I thought it would be Tempest. I really did. After a Glastonbury set that apparently moved people to tears and having missed out on the prize narrowly in 2014, I felt the stage was set for her proverbial “Hollywood ending”.

That’s where I was wrong. Because the Hyundai Mercury Prize isn’t Hollywood.

Hollywood is Taylor and Drake and Justin. Hollywood is whitened teeth, tailored gowns and dollar bills. Hollywood is on another planet, one most of us will only ever get to see through the lens of our telescopic TV screens.

Ironically, it is Mercury that feels like it is down here on Earth.

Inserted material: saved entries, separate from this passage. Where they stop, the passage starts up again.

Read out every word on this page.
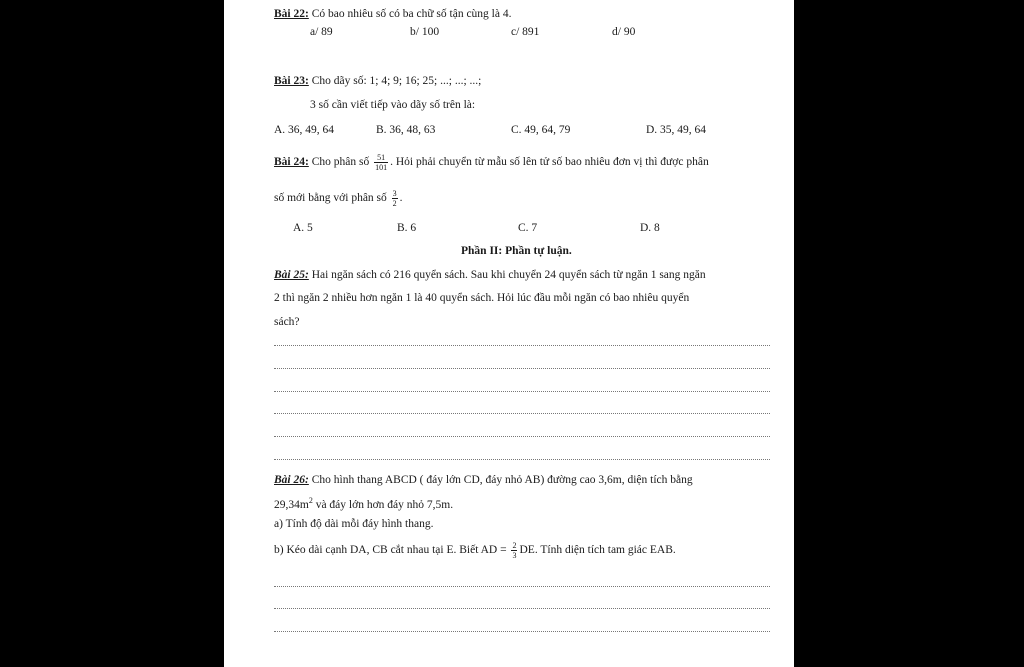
Bài 22: Có bao nhiêu số có ba chữ số tận cùng là 4.
a/ 89	b/ 100	c/ 891	d/ 90
Bài 23: Cho dãy số: 1; 4; 9; 16; 25; ...; ...; ...;
3 số cần viết tiếp vào dãy số trên là:
A. 36, 49, 64	B. 36, 48, 63	C. 49, 64, 79	D. 35, 49, 64
Bài 24: Cho phân số $\frac{51}{101}$ . Hỏi phải chuyển từ mẫu số lên tử số bao nhiêu đơn vị thì được phân
số mới bằng với phân số $\frac{3}{2}$ .
A. 5	B. 6	C. 7	D. 8
Phần II: Phần tự luận.
Bài 25: Hai ngăn sách có 216 quyển sách. Sau khi chuyển 24 quyển sách từ ngăn 1 sang ngăn
2 thì ngăn 2 nhiều hơn ngăn 1 là 40 quyển sách. Hỏi lúc đầu mỗi ngăn có bao nhiêu quyển
sách?
Bài 26: Cho hình thang ABCD ( đáy lớn CD, đáy nhỏ AB) đường cao 3,6m, diện tích bằng
$29,34m^2$ và đáy lớn hơn đáy nhỏ 7,5m.
a) Tính độ dài mỗi đáy hình thang.
b) Kéo dài cạnh DA, CB cắt nhau tại E. Biết AD = $\frac{2}{3}$ DE. Tính diện tích tam giác EAB.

This year, Mercury is Sampha.

I’ve been listening to Process for a few months now. I, like many others, first became familiar with him through his collaborations with Solange, SBTRKT and Kanye – the latter of whom co-wrote the lead single from Process, Timmy’s Prayer.

As varied as his collaborators are, so is Process as a whole. It is a rich tapestry of musical endeavour.

From the sampled radio transmissions on Plastic 100°c to the seductive horn arrangement of Under, we start to get a sense of where Sampha’s success lies. In distinct contrast to the unorthodox and convoluted path his career has taken – it is in how simple everything sounds.

I must be sure to make the distinction between “simplistic” and “simple”. The former would be indicative of a lower-brow of musical intelligence. The latter is a reference to how succinct Sampha is. He tells his story, he tells it in a way we understand, and then he leaves. He shrouds nothing in mystery, but rather leaves it all out on the table for us to dissect and marvel at.

There is no fat on Process. Everything in the album is there for a reason. No track epitomises this more than Like The Piano. For a man who is one of the greatest producers in the industry – at only 28 already a master of dance and house – it shows immense musical nous to rid any sort of theatricality from the track and lay bare a simple story of a boy’s relationship with his mother.


It is this song’s triumph on Thursday that shows us how important the Hyundai Mercury Prize is. You don’t need bells and whistles to win. You don’t need a choreographed dance routine to win. You certainly don’t need a “squad”.

All you need is a story, and a willingness to let us in. Sampha is letting us in. You’d be a fool to not come inside.